Y a-t-il une vérité absolue?
Un énoncé doit-il être ou vrai ou faux (ou dénué de sens)?
Quel est le lien entre connaissance et réalité?
Voilà des questions que je discutai récemment
dans un débat avec
Marc Grunert,
un ami passionné comme moi d'épistémologie;
et voilà une occasion d'évoquer cet exemple cher à mon cœur,
celui de la couleur de mes chaussettes.
Au cours d'une discussion avec Marc,
je défendais la
psychologie évolutionniste
comme ayant (ou pouvant avoir) la même épistémologie que le libéralisme:
la cybernétique.
Marc, qui est fan de Popper,
disait que l'épistémologie consistait à apprendre
à discerner le vrai du faux.
Je répondais que ce qui comptait n'était pas tant un vrai et un faux absolu,
que la discrimination entre plusieurs choix pertinents pour l'action:
non pas une catégorisation binaire absolue entre propositions au sens précis,
mais une catégorisation souvent grossière
entre plusieurs alternatives floues décidant d'une action à entreprendre.
J'illustrai la chose en parlant de mes chaussettes.
Mes chaussettes sont jaunes. Enfin, oui mais non.
Elles ont aussi quelques carreaux verts et rouges qui les bariolent.
En oubliant ces carreaux, puis-je prouver scientifiquement
qu'elles sont jaunes? Ma foi, on pourrait comparer à un catalogue de couleurs,
ou faire une analyse spectrométrique,
et comparer à la réceptivité des cellules nerveuses optiques typiques.
Ainsi, il serait possible de donner une sanction scientifique
à un tel jugement. On pourrait alors attribuer à mes chaussettes
une couleur entre le jaune pur et le blanc cassé.
Comme quoi le fait qu'elles soient jaunes est une vérité qui n'est pas absolue.
Mais cette vérité, toute approximative,
est amplement suffisante pour mon propos:
choisir des chaussettes dont la couleur s'accorde
avec le reste de mes vêtements (car, dans les rapports sociaux,
l'habit fait le moine, et qu'il serait mauvais de ne pas en tenir compte,
si jamais je devais rencontrer quiconque).
En effet, comparées aux autres chaussettes dans mon armoire,
toutes blanches, vertes ou noires, ces chaussettes jaunes
(d'un jaune tout relatif, donc)
sont les seules à
s'accorder un tant soit peu avec un costume marron.
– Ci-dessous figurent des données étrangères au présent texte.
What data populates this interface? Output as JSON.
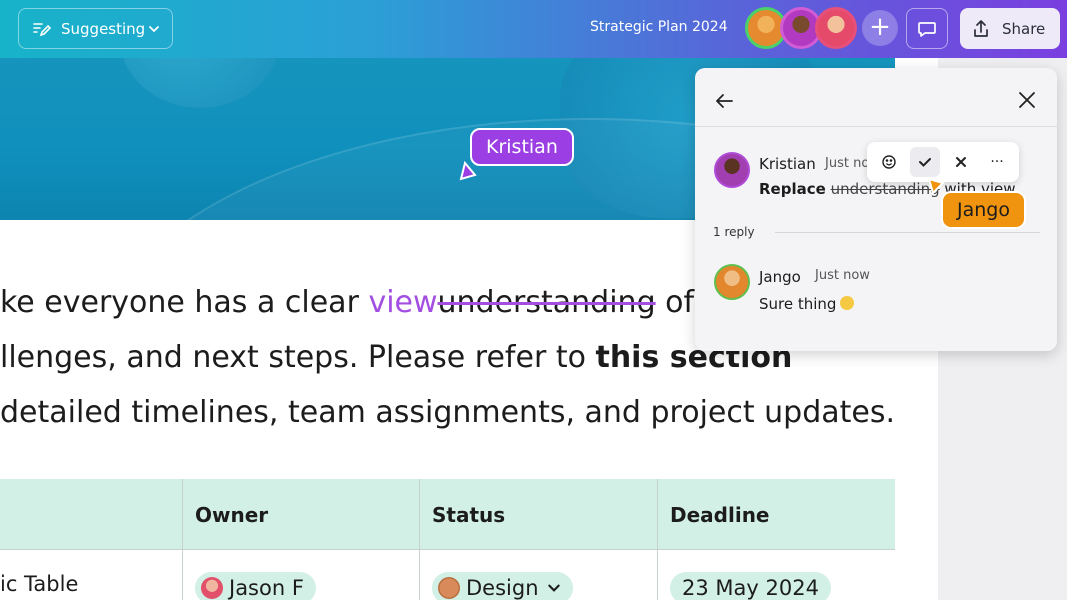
{
  "header": {
    "mode_label": "Suggesting",
    "doc_title": "Strategic Plan 2024",
    "share_label": "Share",
    "add_user_glyph": "+"
  },
  "canvas": {
    "cursor_label": "Kristian",
    "paragraph": {
      "line1_start": "ke everyone has a clear ",
      "line1_inserted": "view",
      "line1_deleted": "understanding",
      "line1_end": " of th",
      "line2_start": "llenges, and next steps. Please refer to ",
      "line2_bold": "this section",
      "line3": "detailed timelines, team assignments, and project updates."
    },
    "table": {
      "headers": [
        "",
        "Owner",
        "Status",
        "Deadline"
      ],
      "row1": {
        "c1": "ic Table",
        "owner": "Jason F",
        "status": "Design",
        "deadline": "23 May 2024"
      }
    }
  },
  "comments": {
    "thread": {
      "author": "Kristian",
      "time": "Just no",
      "action_word": "Replace",
      "deleted": "understanding",
      "rest": " with view"
    },
    "reply_count": "1 reply",
    "reply": {
      "author": "Jango",
      "time": "Just now",
      "text": "Sure thing"
    },
    "cursor_label": "Jango",
    "toolbar_more": "···"
  },
  "colors": {
    "accent_purple": "#9b3fe4",
    "accent_orange": "#f0930f",
    "table_header_bg": "#d2f0e6",
    "hero_bg": "#1595bd"
  }
}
L'affirmation est vraie dans le contexte qui m'intéresse,
même si, dans un autre contexte,
on pourrait considérer comme fausse la même affirmation:
si mes chaussettes entraient dans un jeu
où il faudrait ranger de nombreuses paires par couleur,
elles n'entreraient pas forcément dans le bac pour chaussettes jaunes.
C'est donc bien le contexte d'action potentielle
qui donne une valeur au jugement ces chaussettes sont jaunes.
En fait, depuis que j'ai initialement conçu ce message,
j'ai changé de paire de chaussette (et de costume),
alors le jugement, qui était vrai, est devenu faux.
Et bien sûr, ce jugement n'a aucune valeur, ni vrai ni faux ni rien d'utile
pour vous qui vous contrefichez complètement de mon accoutrement
(à moins que vous ne vouliez m'offrir des vêtements pour mon anniversaire).
Bref, le vrai et le faux absolus, on s'en tape.
Ce qui compte, ce sont les distinctions pertinentes qui permettent le choix.
Pas besoin d'une véracité absolue.
D'ailleurs une telle véracité
nécessiterait une précision absolue dans les propositions,
précision qui est inaccessible sauf pour des énoncés mathématiques
(et encore! vous dirait un métamathématicien).
Même Popper critique la nécessité de la précision;
mais il lui échappe le caractère praxéologique du critère
qui détermine ce qui compte ou pas dans la précision d'un énoncé:
sa pertinence, son pouvoir de discrimination décisionnel,
les bénéfices attendus d'un tel complément d'information
mis en rapport avec son coût d'acquisition.